The recognition of the possibilities and limitations of various methodologies (PAC included!) immediately dissolves the gap between C.P. Snow's 'Two Cultures'. Take the next example for instance. Suppose I am overlooking the 'Hoog Catharijne' train station in my home town of Utrecht, and want to know the movement of people in the central hall. The train station is one of the busiest in the Netherlands, and it includes a major shopping mall, so I can chart the motion to the platforms and into the shopping area. Statistical approaches will work very well here, because the majority of people will behave as simple particles with a straightforward instrumental goal. They want to catch trains, or go to shops (or into town). Statistics will be the end of discussion, because you get a certain distribution of people over the platforms, into the shopping mall, and to the exits. Finito!

However, things will not be as straightforward when you want to do research on, say, voting behaviour of people (we have a lot of political parties in the Netherlands). Statistics will, at best, be used to reduce the number of interpretations of voting behaviour.

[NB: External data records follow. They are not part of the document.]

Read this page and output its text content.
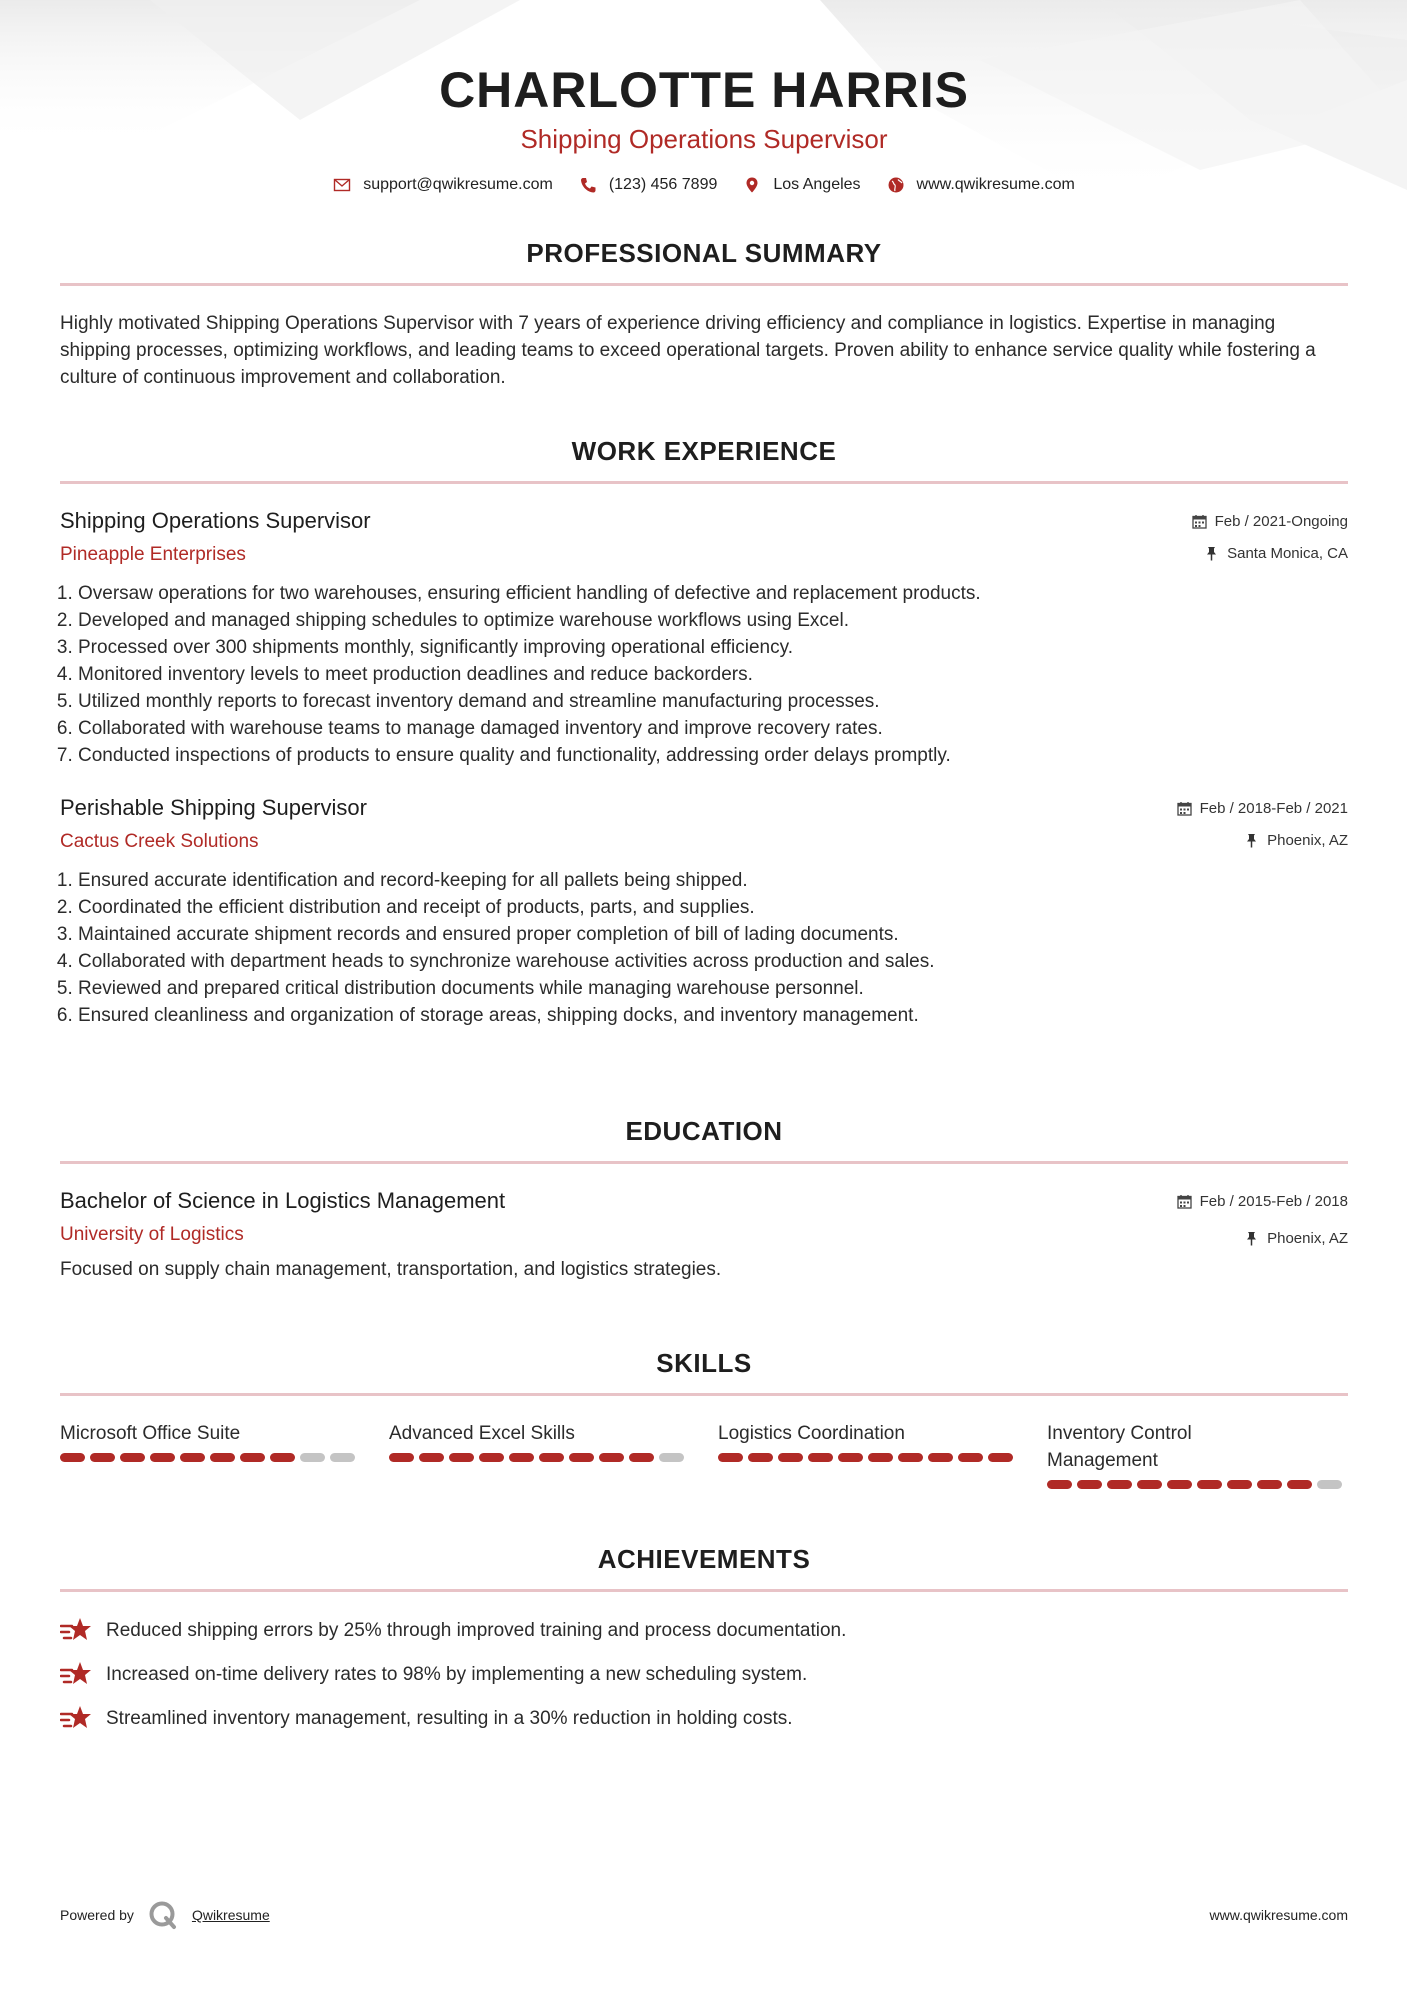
CHARLOTTE HARRIS
Shipping Operations Supervisor
support@qwikresume.com	(123) 456 7899	Los Angeles	www.qwikresume.com
PROFESSIONAL SUMMARY
Highly motivated Shipping Operations Supervisor with 7 years of experience driving efficiency and compliance in logistics. Expertise in managing shipping processes, optimizing workflows, and leading teams to exceed operational targets. Proven ability to enhance service quality while fostering a culture of continuous improvement and collaboration.
WORK EXPERIENCE
Shipping Operations Supervisor
Pineapple Enterprises
Feb / 2021-Ongoing
Santa Monica, CA
1. Oversaw operations for two warehouses, ensuring efficient handling of defective and replacement products.
2. Developed and managed shipping schedules to optimize warehouse workflows using Excel.
3. Processed over 300 shipments monthly, significantly improving operational efficiency.
4. Monitored inventory levels to meet production deadlines and reduce backorders.
5. Utilized monthly reports to forecast inventory demand and streamline manufacturing processes.
6. Collaborated with warehouse teams to manage damaged inventory and improve recovery rates.
7. Conducted inspections of products to ensure quality and functionality, addressing order delays promptly.
Perishable Shipping Supervisor
Cactus Creek Solutions
Feb / 2018-Feb / 2021
Phoenix, AZ
1. Ensured accurate identification and record-keeping for all pallets being shipped.
2. Coordinated the efficient distribution and receipt of products, parts, and supplies.
3. Maintained accurate shipment records and ensured proper completion of bill of lading documents.
4. Collaborated with department heads to synchronize warehouse activities across production and sales.
5. Reviewed and prepared critical distribution documents while managing warehouse personnel.
6. Ensured cleanliness and organization of storage areas, shipping docks, and inventory management.
EDUCATION
Bachelor of Science in Logistics Management
University of Logistics
Feb / 2015-Feb / 2018
Phoenix, AZ
Focused on supply chain management, transportation, and logistics strategies.
SKILLS
Microsoft Office Suite	Advanced Excel Skills	Logistics Coordination	Inventory Control Management
ACHIEVEMENTS
Reduced shipping errors by 25% through improved training and process documentation.
Increased on-time delivery rates to 98% by implementing a new scheduling system.
Streamlined inventory management, resulting in a 30% reduction in holding costs.
Powered by	Qwikresume	www.qwikresume.com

If there are N possible explanations why people vote for a certain party, then statistics will filter out a number of these interpretations at macro scale, for instance all the interpretations that “the Dutch have massively voted for party X because of reason Y”, when party X has been wiped away in the polls.The interpretations themselves have to be collected by qualitative methods, and will involve the self-interpreations of voters on their choice. In other words, research in voting behaviour will involve a mix of statistical, qualitiative and hermeneutic approaches, because it is a complex question which involves self-referential, normative aspects of human behaviour. It also shows the friction between particular and general ('universal') issues.

A significant portion of the electorate will not behave as simple particles regarding their voting behaviour, and so statistical approaches become less dominant for such research questions (however, not useless!). As a result, voting behaviour of a nation's electorate will (have to) combine methods from both sides of C.P. Snow's 'Two Cultures' (as I think often is already common practice with such research questions). Weinberg's pattern gives a reason why this must be the case.

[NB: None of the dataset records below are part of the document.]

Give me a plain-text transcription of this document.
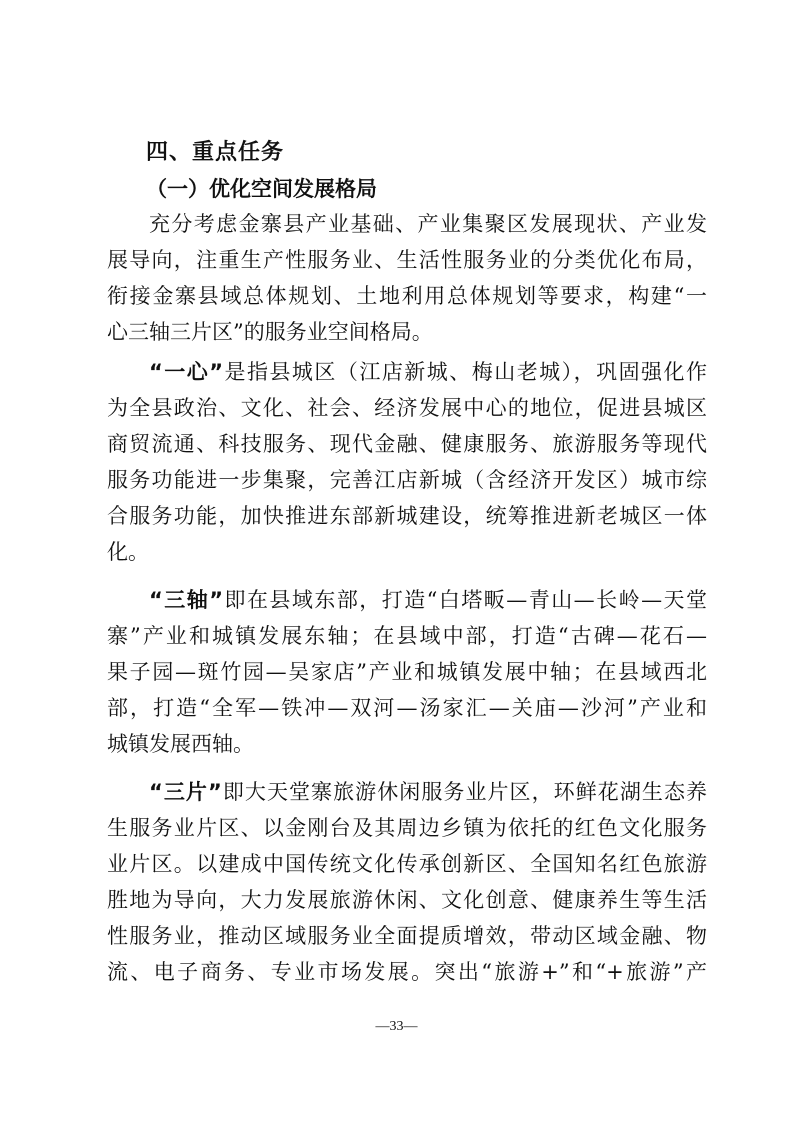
四、重点任务
（一）优化空间发展格局
充分考虑金寨县产业基础、产业集聚区发展现状、产业发
展导向，注重生产性服务业、生活性服务业的分类优化布局，
衔接金寨县域总体规划、土地利用总体规划等要求，构建“一
心三轴三片区”的服务业空间格局。
“一心”是指县城区（江店新城、梅山老城），巩固强化作
为全县政治、文化、社会、经济发展中心的地位，促进县城区
商贸流通、科技服务、现代金融、健康服务、旅游服务等现代
服务功能进一步集聚，完善江店新城（含经济开发区）城市综
合服务功能，加快推进东部新城建设，统筹推进新老城区一体
化。
“三轴”即在县域东部，打造“白塔畈—青山—长岭—天堂
寨”产业和城镇发展东轴；在县域中部，打造“古碑—花石—
果子园—斑竹园—吴家店”产业和城镇发展中轴；在县域西北
部，打造“全军—铁冲—双河—汤家汇—关庙—沙河”产业和
城镇发展西轴。
“三片”即大天堂寨旅游休闲服务业片区，环鲜花湖生态养
生服务业片区、以金刚台及其周边乡镇为依托的红色文化服务
业片区。以建成中国传统文化传承创新区、全国知名红色旅游
胜地为导向，大力发展旅游休闲、文化创意、健康养生等生活
性服务业，推动区域服务业全面提质增效，带动区域金融、物
流、电子商务、专业市场发展。突出“旅游+”和“+旅游”产
—33—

The pattern 'complexity-randomness' can assist researchers in finding out which methods/ theoretical frameworks/ approaches can be used to tackle a certain research problem. If you are dealing with well-known, relatively few elements with little uncertainty, then analytical (deterministic, reductionistic) approaches will work perfectly. If you are dealing with large amounts of relatively simple particles with little uncertainty, then statistical approaches will be the way to go. If you are dealing with research questions that involve a large number of relatively complex interactions, or involves high levels of uncertainty (i.e. complex problems), then a balanced mix of various different approaches is required.

Choosing a singular approach for such complex questions, will be like the famous joke, where a drunkard is spotted trying to find the keys to his house under a lantern post. When a by-passer asks if he is sure that he lost the keys there, he answers “no, I lost them a bit further down the road, but at least there's some light here.”